Kulu Se Mama, recorded in June and October 1965 and released in January 1967, sees Coltrane return, for the near nineteen minute title track, to the larger band format introduced on Ascension. This time the band is an eight-piece, again with Sanders on second tenor saxophone, and it is percussion rather than horn heavy. If it had been recorded in the 2000s, "Kulu Se Mama" might be labelled jam band or groove jazz. It's a vamp-driven, tuneful, African-informed piece which contains wonderfully soulful solos from Coltrane (on tenor), Tyner and bass clarinetist Donald Garrett. Anyone who enjoys the astral jazz of albums like Sanders' Tauhid (Impulse!, 1967), or pianist/harpist Alice Coltrane's Ptah, The El Daoud (Impulse!, 1970), will love "Kulu Se Mama." The two remaining tracks, "Vigil" and "Welcome," from the June sessions, are by the quartet. "Vigil" is a motor rhythm free, tenor and drums feature. "Welcome" is a lyrical and amiable affair in which at one point Coltrane references the tune to "Happy Birthday To You."



Meditations, recorded in November 1965 and released in September 1966, stirred up almost as big a furore as Ascension when it first hit the shops. Again, it's hard to understand the ferocity with which the album's critics set upon it. The quartet, now a sextet with the addition of Sanders and Ali, are heard on a five-piece suite, a la A Love Supreme, which opens with the near thirteen-minute, two-tenors feature "The Father And The Son And The Holy Ghost." The track is fierce, multiphonic stuff, with bristling extended solos from Coltrane and Sanders. "Consequences" explores similar territory. "Compassion," "Love" and "Serenity" are more mellifluous. "Compassion" has an extended outro reminiscent of the "African" groove of "Kulu Se Mama;" "Love" is unashamedly pretty; "Serenity," at three and a half minutes by far the shortest track, is as the title suggests.



Listening to the music collected in The Impulse! Albums - Volume Three it's hard not to wonder how many of Coltrane's post-A Love Supreme detractors actually heard the albums—or, perhaps, how much or how many of them they actually heard. Jazz fans who may have believed the hype, and shied away from these 1965 recordings, will be richly rewarded by checking them out.

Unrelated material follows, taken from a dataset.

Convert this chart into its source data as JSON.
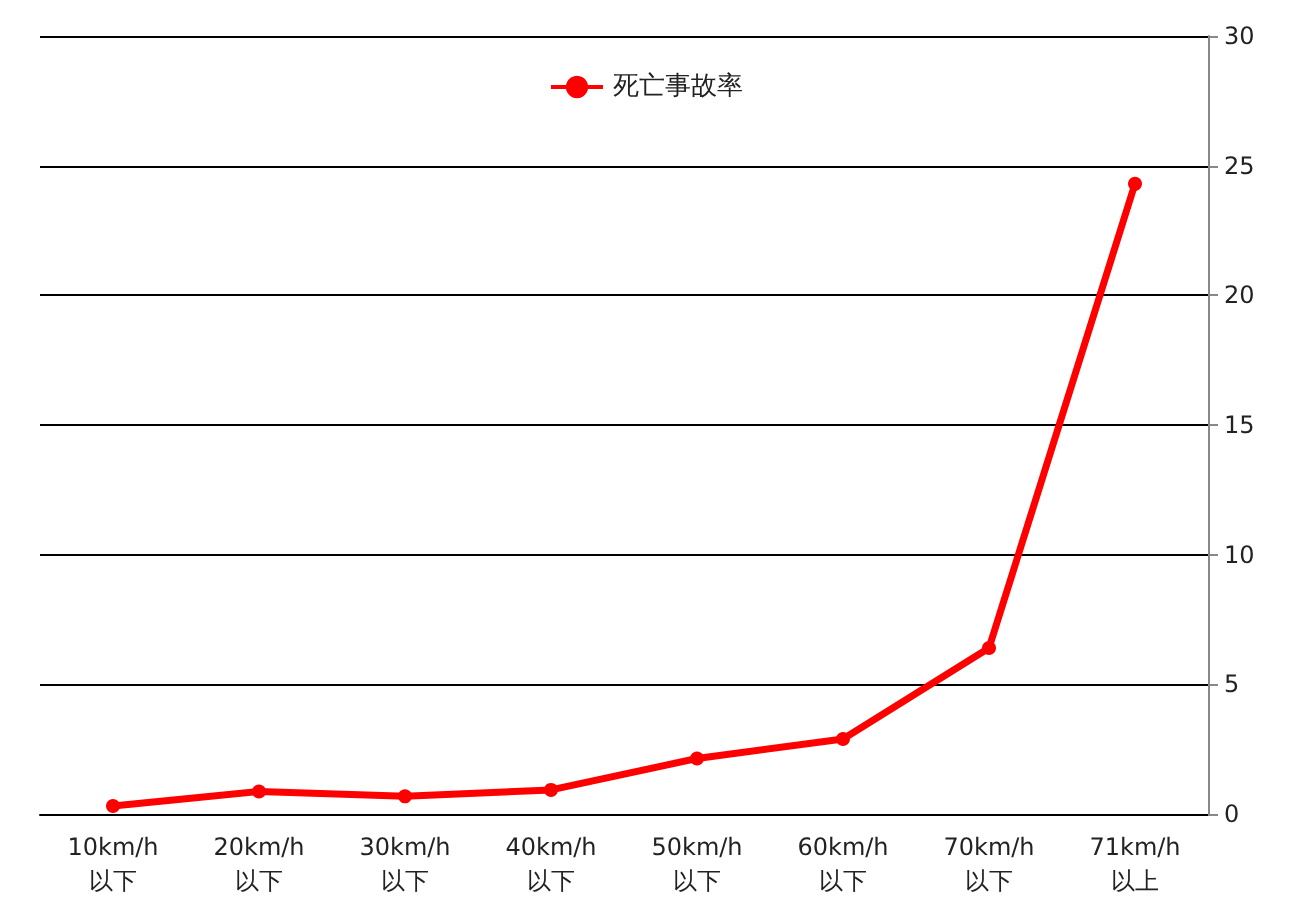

There's a world of rapture and magic to be enjoyed here.


Tracks and Personnel

The John Coltrane Quartet Plays

Tracks: Chim Chim Cheree; Brazilia; Nature Boy; Song of Praise.

Personnel: John Coltrane: tenor and soprano saxophone; McCoy Tyner: piano; Jimmy Garrison: bass; Art Davis: bass (3); Elvin Jones: drums.

Ascension

Tracks: Ascension (Edition 2); Ascension (Edition 1).

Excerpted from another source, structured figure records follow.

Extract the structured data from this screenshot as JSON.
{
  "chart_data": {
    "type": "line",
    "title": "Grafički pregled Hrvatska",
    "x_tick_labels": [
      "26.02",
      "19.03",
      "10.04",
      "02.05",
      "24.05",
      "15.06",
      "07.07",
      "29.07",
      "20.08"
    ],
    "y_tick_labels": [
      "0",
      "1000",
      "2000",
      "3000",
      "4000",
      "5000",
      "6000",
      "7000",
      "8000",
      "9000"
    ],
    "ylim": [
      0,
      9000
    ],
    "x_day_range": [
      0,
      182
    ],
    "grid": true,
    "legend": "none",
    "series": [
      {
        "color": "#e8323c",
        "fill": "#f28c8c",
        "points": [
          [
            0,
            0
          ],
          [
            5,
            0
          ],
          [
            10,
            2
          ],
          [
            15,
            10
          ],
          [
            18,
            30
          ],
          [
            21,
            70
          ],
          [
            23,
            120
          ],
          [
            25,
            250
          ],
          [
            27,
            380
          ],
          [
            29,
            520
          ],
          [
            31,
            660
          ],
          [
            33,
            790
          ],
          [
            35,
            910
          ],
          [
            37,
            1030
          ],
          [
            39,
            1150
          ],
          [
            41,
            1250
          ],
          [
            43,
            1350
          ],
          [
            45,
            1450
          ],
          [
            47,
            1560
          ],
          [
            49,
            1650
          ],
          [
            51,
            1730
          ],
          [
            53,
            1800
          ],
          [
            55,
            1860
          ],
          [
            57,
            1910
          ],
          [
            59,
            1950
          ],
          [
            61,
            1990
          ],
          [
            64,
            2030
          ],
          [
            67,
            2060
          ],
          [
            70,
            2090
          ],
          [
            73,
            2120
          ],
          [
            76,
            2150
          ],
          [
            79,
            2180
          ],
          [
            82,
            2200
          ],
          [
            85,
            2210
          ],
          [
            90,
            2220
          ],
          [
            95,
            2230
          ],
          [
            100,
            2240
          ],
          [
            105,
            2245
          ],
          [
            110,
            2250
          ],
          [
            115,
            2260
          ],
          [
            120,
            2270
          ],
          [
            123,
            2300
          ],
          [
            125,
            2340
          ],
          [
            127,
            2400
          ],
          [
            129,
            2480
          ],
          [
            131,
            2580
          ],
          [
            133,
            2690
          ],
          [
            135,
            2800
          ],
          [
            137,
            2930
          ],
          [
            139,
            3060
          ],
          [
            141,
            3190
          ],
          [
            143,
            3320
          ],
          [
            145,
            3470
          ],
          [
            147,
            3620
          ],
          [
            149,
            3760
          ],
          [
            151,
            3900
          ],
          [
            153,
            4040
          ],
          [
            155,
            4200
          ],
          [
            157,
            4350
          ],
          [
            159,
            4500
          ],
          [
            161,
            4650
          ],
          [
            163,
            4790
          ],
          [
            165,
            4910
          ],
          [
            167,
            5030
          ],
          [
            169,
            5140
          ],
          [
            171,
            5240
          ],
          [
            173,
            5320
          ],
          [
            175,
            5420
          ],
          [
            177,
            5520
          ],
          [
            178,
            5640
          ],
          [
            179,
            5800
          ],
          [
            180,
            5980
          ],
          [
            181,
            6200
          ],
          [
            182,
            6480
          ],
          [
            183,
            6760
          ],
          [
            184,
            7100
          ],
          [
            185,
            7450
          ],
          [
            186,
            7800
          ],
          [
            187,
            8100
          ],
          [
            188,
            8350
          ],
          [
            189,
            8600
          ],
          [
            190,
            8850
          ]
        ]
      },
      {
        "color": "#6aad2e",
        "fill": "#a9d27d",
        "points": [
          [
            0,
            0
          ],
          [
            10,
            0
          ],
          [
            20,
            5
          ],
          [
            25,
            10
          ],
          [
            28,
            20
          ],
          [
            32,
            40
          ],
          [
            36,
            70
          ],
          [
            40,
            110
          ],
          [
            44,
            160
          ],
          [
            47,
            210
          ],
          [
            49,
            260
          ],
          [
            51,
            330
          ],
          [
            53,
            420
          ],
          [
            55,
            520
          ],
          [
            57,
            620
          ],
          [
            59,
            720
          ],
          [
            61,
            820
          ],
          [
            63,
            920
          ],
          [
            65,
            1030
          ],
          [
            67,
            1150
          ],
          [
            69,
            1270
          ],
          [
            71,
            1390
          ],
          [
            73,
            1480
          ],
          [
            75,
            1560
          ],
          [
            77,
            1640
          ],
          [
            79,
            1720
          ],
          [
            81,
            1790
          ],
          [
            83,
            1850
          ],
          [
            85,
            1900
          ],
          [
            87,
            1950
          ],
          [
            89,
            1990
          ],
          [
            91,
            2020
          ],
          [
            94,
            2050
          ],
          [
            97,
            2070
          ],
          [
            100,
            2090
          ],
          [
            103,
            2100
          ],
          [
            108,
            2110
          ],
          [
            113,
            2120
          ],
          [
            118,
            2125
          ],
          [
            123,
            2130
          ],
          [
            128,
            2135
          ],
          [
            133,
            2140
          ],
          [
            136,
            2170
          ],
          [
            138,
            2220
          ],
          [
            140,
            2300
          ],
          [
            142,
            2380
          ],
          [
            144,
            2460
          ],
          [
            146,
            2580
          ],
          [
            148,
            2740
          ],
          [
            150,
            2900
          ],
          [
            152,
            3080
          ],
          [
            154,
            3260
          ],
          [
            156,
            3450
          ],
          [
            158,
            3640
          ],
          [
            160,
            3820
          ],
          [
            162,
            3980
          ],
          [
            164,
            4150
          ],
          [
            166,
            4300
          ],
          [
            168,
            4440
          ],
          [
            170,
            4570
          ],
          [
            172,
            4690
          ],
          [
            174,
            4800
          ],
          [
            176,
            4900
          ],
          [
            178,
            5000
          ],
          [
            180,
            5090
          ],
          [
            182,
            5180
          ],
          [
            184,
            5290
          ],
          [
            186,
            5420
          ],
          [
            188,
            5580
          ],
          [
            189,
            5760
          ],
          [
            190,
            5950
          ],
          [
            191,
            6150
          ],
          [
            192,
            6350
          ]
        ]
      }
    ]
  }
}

Personnel: John Coltrane: tenor saxophone; Marion Brown: alto saxophone; John Tchicai: alto saxophone; Pharoah Sanders: tenor saxophone; Freddie Hubbard: trumpet; Dewey Johnson: trumpet; McCoy Tyner: piano: Art Davis: bass; Jimmy Garrison: bass; Elvin Jones: drums.

New Thing At Newport

Tracks: Introduction; One Down, One Up; Rufus; Le Matin Des Noire; Scag; Call Me By My Rightful Name.

Personnel: John Coltrane: tenor saxophone (2); McCoy Tyner: piano (2); Jimmy Garrison: bass (2); Elvin Jones: drums (2); Archie Shepp: tenor saxophone (3-6); Bobby Hutcherson: vibraphone (3-6); Barre Phillips: bass (3-6); Joe Chambers: drums (3-6); Father Norman O'Connor: spoken word (1).

Kulu Se Mama

Tracks: Kulu Se Mama (Juno Se Mama); Vigil; Welcome.

Personnel: John Coltrane: saxophone; McCoy Tyner: piano (1, 3); Jimmy Garrison: bass (1, 3); Elvin Jones: drums; Pharoah Sanders: tenor saxophone (1); Donald Garrett: bass, bass clarinet (1); Frank Butler drums (1); Juno Lewis: vocals, percussion (1).

Meditations

Tracks: The Father And The Son And The Holy Ghost; Compassion; Love; Consequences; Serenity.

Personnel: John Coltrane: tenor saxophone, percussion; Pharoah Sanders: tenor saxophone, percussion; McCoy Tyner: piano; Jimmy Garrison: bass; Elvin Jones: drums; Rashied Ali: drums.

Personnel

John Coltrane
saxophone

Album information

Title: John Coltrane: The Impulse! Albums - Volume Three | Year Released: 2009 | Record Label: Impulse!